Regulation: Paying trustees

Rosie Chapman, executive director of policy and effectiveness at the commission, says charities are unlikely to be able to pay their trustees

Rosie Chapman, executive director of policy and effectiveness, the Charity Commission
Rosie Chapman, executive director of policy and effectiveness, the Charity Commission

Now more than ever, charities must be able to explain their non-visible costs and make sure they are operating as effectively as possible. Yet we still regularly receive requests from solicitors or boards seeking authorisation to pay a trustee purely for being a trustee.

The message that trusteeship should remain essentially voluntary was reiterated strongly in our guidance Trustee Expenses And Payments, but there appears to be some inconsistency in how clearly the message is filtering down. If a charity's governing documents do not allow for a trustee to be remunerated, the chances of us authorising payment are small. We will do so only when it is fully justified.

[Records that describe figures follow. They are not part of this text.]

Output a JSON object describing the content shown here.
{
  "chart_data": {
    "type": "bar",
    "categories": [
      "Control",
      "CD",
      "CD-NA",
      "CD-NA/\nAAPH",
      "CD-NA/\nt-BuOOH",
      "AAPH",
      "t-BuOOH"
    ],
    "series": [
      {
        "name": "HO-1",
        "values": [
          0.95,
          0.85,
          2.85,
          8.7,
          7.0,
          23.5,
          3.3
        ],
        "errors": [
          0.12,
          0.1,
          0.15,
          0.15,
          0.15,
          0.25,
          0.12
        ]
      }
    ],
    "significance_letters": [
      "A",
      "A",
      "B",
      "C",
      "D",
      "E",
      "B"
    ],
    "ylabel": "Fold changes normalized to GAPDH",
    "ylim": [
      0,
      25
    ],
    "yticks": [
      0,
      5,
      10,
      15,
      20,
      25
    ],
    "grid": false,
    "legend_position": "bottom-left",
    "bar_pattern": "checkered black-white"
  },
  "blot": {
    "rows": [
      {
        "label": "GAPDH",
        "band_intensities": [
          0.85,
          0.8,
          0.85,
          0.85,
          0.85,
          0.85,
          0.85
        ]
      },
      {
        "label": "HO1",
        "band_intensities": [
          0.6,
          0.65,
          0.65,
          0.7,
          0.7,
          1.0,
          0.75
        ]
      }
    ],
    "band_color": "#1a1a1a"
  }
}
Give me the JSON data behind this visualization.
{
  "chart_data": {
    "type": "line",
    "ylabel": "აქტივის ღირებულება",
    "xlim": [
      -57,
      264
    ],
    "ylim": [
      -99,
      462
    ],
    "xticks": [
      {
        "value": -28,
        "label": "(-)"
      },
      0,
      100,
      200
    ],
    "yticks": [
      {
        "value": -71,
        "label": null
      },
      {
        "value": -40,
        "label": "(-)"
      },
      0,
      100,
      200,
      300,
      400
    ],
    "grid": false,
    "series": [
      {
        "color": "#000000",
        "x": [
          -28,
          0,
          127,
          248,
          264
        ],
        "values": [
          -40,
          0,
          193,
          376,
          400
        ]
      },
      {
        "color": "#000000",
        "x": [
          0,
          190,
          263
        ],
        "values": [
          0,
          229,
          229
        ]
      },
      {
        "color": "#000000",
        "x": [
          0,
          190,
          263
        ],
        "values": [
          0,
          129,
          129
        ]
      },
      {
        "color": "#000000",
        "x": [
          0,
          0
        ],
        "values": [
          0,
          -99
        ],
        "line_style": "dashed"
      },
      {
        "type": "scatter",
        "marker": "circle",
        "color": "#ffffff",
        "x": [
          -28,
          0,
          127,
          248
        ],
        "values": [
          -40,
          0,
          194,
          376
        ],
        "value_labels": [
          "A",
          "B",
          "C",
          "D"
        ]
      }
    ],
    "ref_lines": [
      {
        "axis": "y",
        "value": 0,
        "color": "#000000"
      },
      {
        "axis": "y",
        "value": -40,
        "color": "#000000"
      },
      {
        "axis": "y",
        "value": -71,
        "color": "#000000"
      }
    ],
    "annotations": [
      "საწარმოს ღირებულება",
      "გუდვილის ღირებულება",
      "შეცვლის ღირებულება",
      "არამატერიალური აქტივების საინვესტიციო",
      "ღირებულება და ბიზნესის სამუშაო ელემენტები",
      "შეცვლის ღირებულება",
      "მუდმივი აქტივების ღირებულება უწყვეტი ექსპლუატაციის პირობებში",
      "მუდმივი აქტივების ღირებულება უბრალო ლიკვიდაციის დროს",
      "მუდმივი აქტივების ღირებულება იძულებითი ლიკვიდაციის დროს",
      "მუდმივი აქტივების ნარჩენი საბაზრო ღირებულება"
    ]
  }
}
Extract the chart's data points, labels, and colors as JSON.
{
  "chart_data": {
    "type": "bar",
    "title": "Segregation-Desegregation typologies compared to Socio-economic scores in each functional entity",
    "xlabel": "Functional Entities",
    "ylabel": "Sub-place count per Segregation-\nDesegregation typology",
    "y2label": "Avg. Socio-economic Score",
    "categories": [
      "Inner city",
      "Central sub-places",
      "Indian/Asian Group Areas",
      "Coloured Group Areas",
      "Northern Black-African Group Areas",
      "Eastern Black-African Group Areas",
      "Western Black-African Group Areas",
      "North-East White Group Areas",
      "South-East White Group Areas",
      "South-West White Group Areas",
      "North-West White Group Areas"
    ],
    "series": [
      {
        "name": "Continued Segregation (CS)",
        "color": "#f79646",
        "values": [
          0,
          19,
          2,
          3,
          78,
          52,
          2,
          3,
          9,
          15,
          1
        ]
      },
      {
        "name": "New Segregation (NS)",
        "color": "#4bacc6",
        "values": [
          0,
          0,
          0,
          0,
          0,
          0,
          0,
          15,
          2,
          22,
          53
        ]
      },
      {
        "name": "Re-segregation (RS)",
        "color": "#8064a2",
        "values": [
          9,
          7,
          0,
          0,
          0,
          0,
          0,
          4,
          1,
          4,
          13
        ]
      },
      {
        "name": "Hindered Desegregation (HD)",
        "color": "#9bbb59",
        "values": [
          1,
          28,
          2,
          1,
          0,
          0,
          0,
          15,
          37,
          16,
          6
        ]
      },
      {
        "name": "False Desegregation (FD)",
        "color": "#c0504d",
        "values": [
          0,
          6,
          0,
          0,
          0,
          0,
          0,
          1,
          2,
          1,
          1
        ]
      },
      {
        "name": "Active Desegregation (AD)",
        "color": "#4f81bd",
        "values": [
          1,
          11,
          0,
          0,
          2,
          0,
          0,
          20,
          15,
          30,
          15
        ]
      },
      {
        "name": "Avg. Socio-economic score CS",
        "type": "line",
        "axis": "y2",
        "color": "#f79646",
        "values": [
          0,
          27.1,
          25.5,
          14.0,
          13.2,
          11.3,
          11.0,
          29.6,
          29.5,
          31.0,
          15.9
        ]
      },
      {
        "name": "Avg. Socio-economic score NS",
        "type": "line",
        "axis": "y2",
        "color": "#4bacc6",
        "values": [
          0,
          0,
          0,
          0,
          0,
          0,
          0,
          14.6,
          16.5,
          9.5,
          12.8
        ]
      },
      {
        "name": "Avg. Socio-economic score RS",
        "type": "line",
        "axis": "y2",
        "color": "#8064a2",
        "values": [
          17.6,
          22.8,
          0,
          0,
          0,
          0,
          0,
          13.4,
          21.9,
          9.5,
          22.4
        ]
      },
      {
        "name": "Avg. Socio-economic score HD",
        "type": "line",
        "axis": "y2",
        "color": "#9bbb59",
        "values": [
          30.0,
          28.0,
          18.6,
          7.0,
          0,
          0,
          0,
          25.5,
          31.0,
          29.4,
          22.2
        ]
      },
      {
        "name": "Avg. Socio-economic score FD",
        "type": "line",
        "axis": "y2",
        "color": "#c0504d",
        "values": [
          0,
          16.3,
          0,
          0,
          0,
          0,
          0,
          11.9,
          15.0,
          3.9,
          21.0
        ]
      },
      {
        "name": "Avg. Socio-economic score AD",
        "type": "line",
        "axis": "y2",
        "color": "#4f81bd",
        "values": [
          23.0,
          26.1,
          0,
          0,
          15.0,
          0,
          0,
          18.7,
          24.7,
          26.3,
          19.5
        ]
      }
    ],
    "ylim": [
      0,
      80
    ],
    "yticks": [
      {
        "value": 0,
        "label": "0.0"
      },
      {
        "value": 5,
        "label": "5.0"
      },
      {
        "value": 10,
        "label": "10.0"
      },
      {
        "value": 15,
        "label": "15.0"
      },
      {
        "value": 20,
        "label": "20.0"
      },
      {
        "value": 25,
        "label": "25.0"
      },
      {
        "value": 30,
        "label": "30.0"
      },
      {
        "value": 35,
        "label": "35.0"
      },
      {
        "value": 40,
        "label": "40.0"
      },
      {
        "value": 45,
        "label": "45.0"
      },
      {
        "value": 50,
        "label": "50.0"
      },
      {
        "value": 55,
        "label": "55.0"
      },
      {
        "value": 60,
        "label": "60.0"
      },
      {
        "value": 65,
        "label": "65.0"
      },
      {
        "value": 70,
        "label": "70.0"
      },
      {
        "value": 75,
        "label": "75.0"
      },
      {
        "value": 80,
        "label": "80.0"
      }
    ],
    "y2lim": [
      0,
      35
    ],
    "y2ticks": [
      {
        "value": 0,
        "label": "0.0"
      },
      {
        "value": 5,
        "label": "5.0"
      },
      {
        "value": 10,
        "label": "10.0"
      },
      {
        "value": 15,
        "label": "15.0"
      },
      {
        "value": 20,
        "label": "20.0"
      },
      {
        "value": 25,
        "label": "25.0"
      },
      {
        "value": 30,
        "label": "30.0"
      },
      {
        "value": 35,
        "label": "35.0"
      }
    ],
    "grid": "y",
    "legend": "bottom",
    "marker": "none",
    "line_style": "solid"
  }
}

I do wonder whether some of these charities have really looked at the role of the trustee carefully enough before coming to the conclusion that the only way to get one is to offer payment. People become trustees for a number of reasons: commitment to the cause; personal development and experience; the kudos of the role.

The key question is whether paying a trustee for trusteeship is in the charity's interests and will help it achieve its purposes. Paying trustees - particularly now - would also require the charity in question to manage conflicts of interest in a visible way.

Compensating a trustee of a small local charity for lost earnings so they can accept the role is one thing; paying for what amounts to professional trusteeship is another. For those in doubt, re-reading our guidance should help provide the necessary clarity.